Shaky (1966-1972), Stanford Research Institute’s mobile AI platform, and the Google Street View car. The project of Artificial Intelligence has undergone a radical unbundling. Many of its sub-disciplines such as computer vision, machine learning, and natural language processing have become real technologies that permeate our world. However the overall metaphor of an artificial human-like intelligence has failed. We are currently struggling to replace that metaphor with new ways of understanding these technologies as they are actually deployed.
At the end of the 1966 spring term, Seymour Papert, a professor in MIT’s Computer Science and Artificial Intelligence Laboratory (CSAIL) initiated the Summer Vision Project, “an attempt to use our summer workers effectively in the construction of a significant part of a visual system” for computers. The problems Papert expected his students to overcome included “pattern recognition”, “figure-ground analysis”, “region description”, and “object identification”.
Papert had assigned a group of graduate students the task of solving computer vision as a summer homework assignment. He thought computer vision would make a good summer project because, unlike many other problems in the field of AI, “it can be segmented into sub-problems which allow individuals to work independently”. In other words, unlike “general intelligence”, “machine creativity”, and the other high-level problems in the AI program, computer vision seemed tractable.
Thirty five years later computer vision is a major sub-discipline of computer science with dozens of journals, hundreds of active researchers, and thousands of published papers. It’s a field that’s made substantial breakthroughs, particularly in the last few years. Many of its results are actively deployed in products you encounter every day, from Facebook’s face tagging to the Microsoft Kinect. But I doubt any of today’s researchers would call any of the problems Papert set for his grad students ‘solved’.
Papert and his graduate students were part of an Artificial Intelligence group within CSAIL lead by John McCarthy and Marvin Minsky. McCarthy defined the group’s mission as “getting a computer to do things which, when done by people, are said to involve intelligence”. In practice, they translated this goal into a set of computer science disciplines such as computer vision, natural language processing, machine learning, document search, text analysis, and robotic navigation and manipulation.

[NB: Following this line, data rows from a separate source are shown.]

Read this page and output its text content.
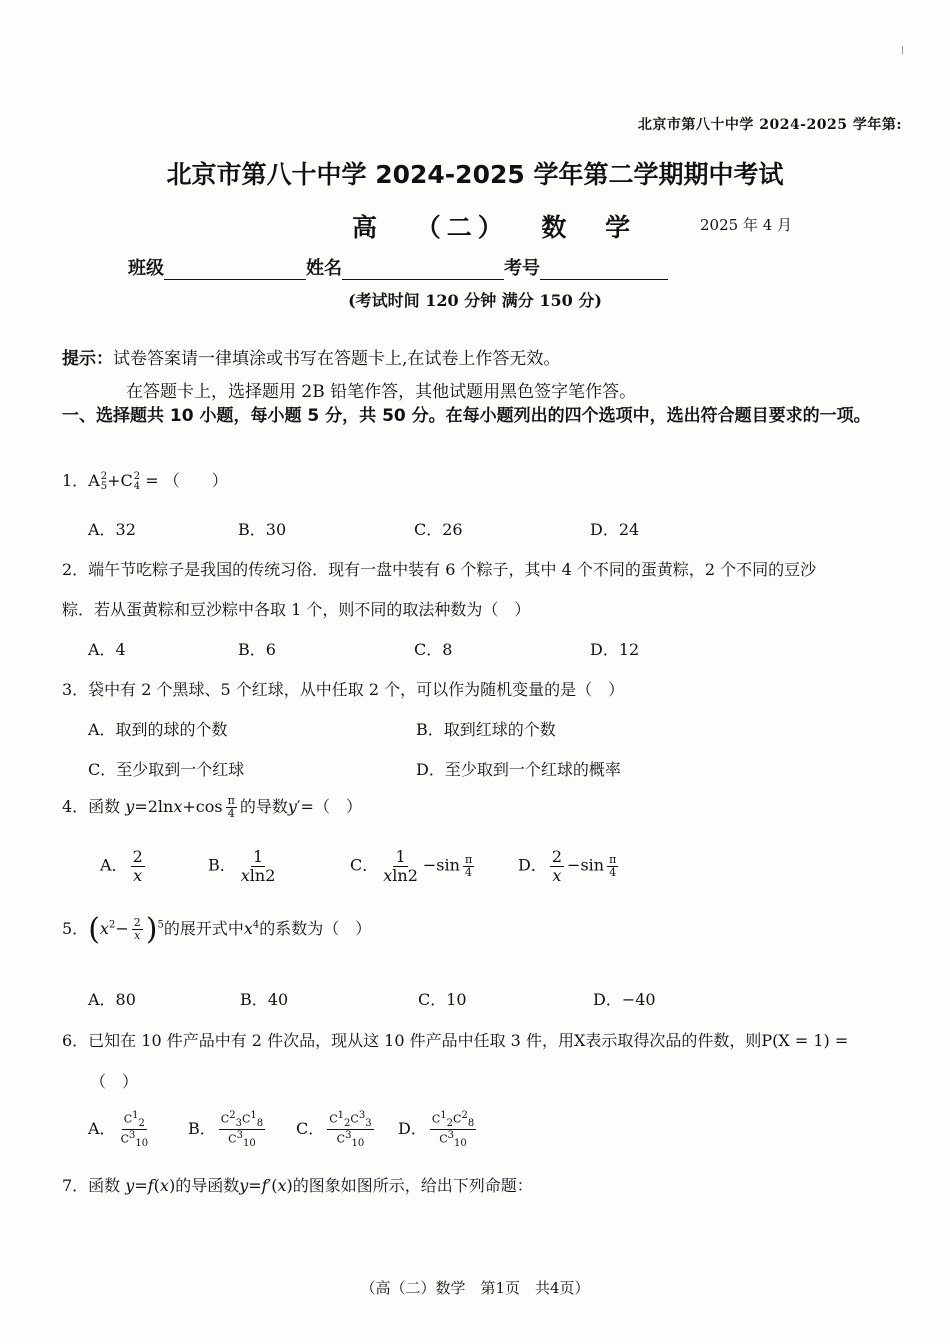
北京市第八十中学 2024-2025 学年第:
北京市第八十中学 2024-2025 学年第二学期期中考试
高 （二） 数 学	2025 年 4 月
班级	姓名	考号
(考试时间 120 分钟 满分 150 分)
提示：试卷答案请一律填涂或书写在答题卡上,在试卷上作答无效。
在答题卡上，选择题用 2B 铅笔作答，其他试题用黑色签字笔作答。
一、选择题共 10 小题，每小题 5 分，共 50 分。在每小题列出的四个选项中，选出符合题目要求的一项。
1．A 2
5 +C 2
4 = （　　）
A．32	B．30	C．26	D．24
2．端午节吃粽子是我国的传统习俗．现有一盘中装有 6 个粽子，其中 4 个不同的蛋黄粽，2 个不同的豆沙
粽．若从蛋黄粽和豆沙粽中各取 1 个，则不同的取法种数为（　）
A．4	B．6	C．8	D．12
3．袋中有 2 个黑球、5 个红球，从中任取 2 个，可以作为随机变量的是（　）
A．取到的球的个数	B．取到红球的个数
C．至少取到一个红球	D．至少取到一个红球的概率
4．函数 $y=2\ln x+\cos \frac{\pi}{4}$ 的导数y′=（　）
A． $\frac{2}{x}$	B． $\frac{1}{xln2}$	C． $\frac{1}{xln2} -\sin \frac{\pi}{4}$	D． $\frac{2}{x} -\sin \frac{\pi}{4}$
5．$(x^2- \frac{2}{x} )^5$的展开式中$x^4$的系数为（　）
A．80	B．40	C．10	D．−40
6．已知在 10 件产品中有 2 件次品，现从这 10 件产品中任取 3 件，用X表示取得次品的件数，则P(X = 1) =
（　）
A． $\frac{C^1_2}{C^3_{10}}$ B． $\frac{C^2_3C^1_8}{C^3_{10}}$ C． $\frac{C^1_2C^3_3}{C^3_{10}}$ D． $\frac{C^1_2C^2_8}{C^3_{10}}$
7．函数 y=f(x)的导函数y=f′(x)的图象如图所示，给出下列命题：
（高（二）数学　第1页　共4页）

Over the last generation, each of these disciplines underwent similar arcs of development as computer vision: slow painstaking progress for decades punctuated by rapid growth sometime in the last twenty years resulting in increasingly practical adoption and acculturation. However, as they developed they showed no tendency to become more like McCarthy and Minsky’s vision of AI. Instead they accumulated conventional human and cultural uses. Shaky became the Google Street View car and begat 9-eyes. The semantic web became Twitter and Facebook and begat @dogsdoingthings. Machine learning became Bayesian spam filtering and begat Flarf poetry.
Now, looking back on them as mature disciplines, there’s little to be seen in these fields of their AI parentage. None of them seems to be on the verge of some Singularitarian breakthrough. Each of them is part of an ongoing historical process of technical and cultural co-evolution. Certainly these fields’ cultural and technological development overlap and relate and there’s a growing sense of them as some kind of new cultural zeitgeist, but, as Bruce Sterling has said, AI feels like “a bad metaphor” for them as a whole. While these technologies had their birth in the AI project, the signature themes of AI — “planning”, “general intelligence”, “machine creativity”, etc. — don’t do much to describe the way we experience them in their daily deployment.
What we need now is a new set of mental models and design procedures that address these technologies as they actually exist. We need a way to think of them as real objects that shape our world (in both its social and inanimate components) rather than as incomplete predecessors to some always-receding AI vision.
Rather than personifying these seeing-machines, embodying them as big burly Republican governor-types, we should try to imagine how they’ll change our roads both for blind people like Steve Mahan here as well as for all of the street signs, concrete embankments, orange traffic cones, and overpasses out there.
As I’ve written elsewhere I believe that the New Aesthetic is the rumblings of us beginning to do just this: to think through these new technologies outside of their AI framing with a close attention to their impact on other objects as well as ourselves. Projects like Adam Harvey’s CV Dazzle are replacing the AI understanding of computer vision embodied by the Terminator HUD with one based on the actual internal processes of face detection algorithms.
Rather than trying to imagine how computers will eventually think, we’ve started to examine how they currently compute. The “Clink. Clank. Think.” of the famous Time Magazine cover of IBM’s Thomas Watson is becoming “Sensor. Pixel. Print.”